Hanle chuckles when asked about the Vail versus Aspen rivalry ” or any rivalry, for that matter. Those barbs are usually traded just by locals, not ski resort reps, and while Aspen Skiing Co. enjoys the pride its local residents have in the resort and town, fueling those competitions isn’t part of the Aspen marketing strategy.

“Everybody’s got great skiing and great attributes,” Hanle said. “What every resort really does is market their unique strengths.”

Aspen locals take pride in shorter lift lines and uncrowded slopes ” though, “we are ski operators and we want more skiers,” Hanle said.

And it makes sense for those in Vail to brag about its size and relative easy-to-get-to location off I-70, he said.

So why are both so often put down by everyone else?

“Because they are both very successful, high-end resorts with fantastic skiing,” Hanle said. “They are the best ski areas in the country … They certainly have more name recognition for Aspen and Vail than any other resorts worldwide.”

Vail’s goal is to provide a “remarkably consistent experience,” Jensen said. Skiers who frequent Vail have come to expect well-groomed runs, good snow, fast, dependable lifts and fantastic customer service. Vail has earned its status by providing a consistently good experience, Jensen said.

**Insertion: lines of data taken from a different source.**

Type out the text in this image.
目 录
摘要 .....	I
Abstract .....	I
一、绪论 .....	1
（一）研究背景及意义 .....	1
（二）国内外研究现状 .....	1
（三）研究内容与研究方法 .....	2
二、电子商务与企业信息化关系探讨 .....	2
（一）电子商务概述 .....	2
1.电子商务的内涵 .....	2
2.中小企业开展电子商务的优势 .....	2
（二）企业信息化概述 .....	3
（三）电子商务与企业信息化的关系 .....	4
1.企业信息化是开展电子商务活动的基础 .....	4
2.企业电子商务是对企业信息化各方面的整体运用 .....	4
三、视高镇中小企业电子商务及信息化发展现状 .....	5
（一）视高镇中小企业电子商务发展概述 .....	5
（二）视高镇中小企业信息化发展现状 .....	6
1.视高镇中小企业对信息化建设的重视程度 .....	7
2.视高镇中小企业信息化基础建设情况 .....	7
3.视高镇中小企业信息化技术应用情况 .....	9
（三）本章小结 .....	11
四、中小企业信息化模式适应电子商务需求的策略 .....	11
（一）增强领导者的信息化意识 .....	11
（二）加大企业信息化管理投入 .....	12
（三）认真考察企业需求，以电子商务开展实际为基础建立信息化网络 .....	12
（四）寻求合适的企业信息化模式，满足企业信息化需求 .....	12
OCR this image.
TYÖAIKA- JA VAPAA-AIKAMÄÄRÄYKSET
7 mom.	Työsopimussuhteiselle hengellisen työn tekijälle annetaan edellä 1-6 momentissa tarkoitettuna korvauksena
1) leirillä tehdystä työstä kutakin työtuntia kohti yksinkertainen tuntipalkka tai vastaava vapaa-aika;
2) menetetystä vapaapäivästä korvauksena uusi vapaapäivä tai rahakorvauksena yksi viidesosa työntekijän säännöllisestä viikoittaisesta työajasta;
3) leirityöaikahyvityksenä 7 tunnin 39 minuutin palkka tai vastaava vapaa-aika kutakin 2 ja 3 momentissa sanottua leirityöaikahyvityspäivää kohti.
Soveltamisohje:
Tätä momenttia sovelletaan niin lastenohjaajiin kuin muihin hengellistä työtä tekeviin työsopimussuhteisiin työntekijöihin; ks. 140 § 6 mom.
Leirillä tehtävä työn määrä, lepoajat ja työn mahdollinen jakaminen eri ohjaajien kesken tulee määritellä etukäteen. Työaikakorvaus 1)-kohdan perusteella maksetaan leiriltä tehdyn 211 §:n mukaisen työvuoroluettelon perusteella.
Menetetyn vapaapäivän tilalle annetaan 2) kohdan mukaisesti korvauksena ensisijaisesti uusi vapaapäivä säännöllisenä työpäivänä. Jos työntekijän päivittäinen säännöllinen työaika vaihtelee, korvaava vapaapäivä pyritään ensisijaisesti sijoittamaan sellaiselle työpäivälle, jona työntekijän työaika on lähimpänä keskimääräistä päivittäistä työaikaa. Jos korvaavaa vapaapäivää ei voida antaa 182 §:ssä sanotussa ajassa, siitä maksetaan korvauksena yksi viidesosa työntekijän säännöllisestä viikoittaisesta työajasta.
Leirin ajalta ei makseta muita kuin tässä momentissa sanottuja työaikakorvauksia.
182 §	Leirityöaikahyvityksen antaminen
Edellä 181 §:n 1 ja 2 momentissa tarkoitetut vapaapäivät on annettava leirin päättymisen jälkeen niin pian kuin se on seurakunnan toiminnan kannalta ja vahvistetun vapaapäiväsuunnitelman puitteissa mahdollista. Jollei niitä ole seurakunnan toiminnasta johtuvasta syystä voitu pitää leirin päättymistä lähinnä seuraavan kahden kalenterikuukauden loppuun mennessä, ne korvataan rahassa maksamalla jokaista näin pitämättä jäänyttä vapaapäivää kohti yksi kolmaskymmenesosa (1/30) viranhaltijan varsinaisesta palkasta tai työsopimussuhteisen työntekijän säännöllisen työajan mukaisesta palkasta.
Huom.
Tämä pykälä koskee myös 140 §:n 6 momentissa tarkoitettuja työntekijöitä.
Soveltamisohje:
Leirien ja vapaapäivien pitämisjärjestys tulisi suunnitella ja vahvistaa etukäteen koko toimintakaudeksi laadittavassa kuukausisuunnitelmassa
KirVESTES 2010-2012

“We try to appeal to a broad section of the marketplace,” he said. “We’re proud of how many locals ski, how we have this mix of day-skier traffic which rounds out our mountain, and then yes, the baby boom generation has done well financially and Vail has benefited from it, and Aspen has benefited from it. I do think resorts would like the wealthy customers that we see at Vail to be at their resort.”

But like any company, Vail is evolving. While the resort has no plans to abandon the wealthy customers that have helped make Vail successful, Vail also is reaching out to younger snow lovers. Events like The Session, a snowboarding competition held in mid-winter, and the ski season kick-off party, Snow Daze, which will host rap artist Ludacris this year, are examples of how Vail is trying to lure tomorrow’s second-home owners to the slopes today.

“I think we’re fairly good at compartmentalizing our customer sub-segments,” Jensen said. “The mountain helps us do that. We have a customer who likes the front-side groomers, we have the terrain park in Golden Park for younger snowboarders … With 5,280 acres we can accommodate 15,000 to 20,000 people without a significant amount of crowding.”

But can Vail always succeed in being all things to all people? Garrison suggests the answer to that is no.

“I think we are going to see a split, and one part of that split is a combination resort and community that is balanced on a year-round basis and does include a mix of locals and visitors and second-home owners and probably sustains itself (year-round),” Garrison said. “There’s going to be another kind of resort that is exclusive in nature, and you’ll be able to tell pretty easily by the gate you have to go through to get to it.”

For Vail to continue to be as successful as it has been, it will need to model itself after the first example, Garrison said. And to do that, Vail will need to hold onto what few locals it has, or risk turning into Garrison’s second example.

“As Vail grows and isn’t so much just a resort, and has to blend in the second-home owners, it will have to look for early warning signs, to check if you don’t have the heart and soul of the community anymore,” he said.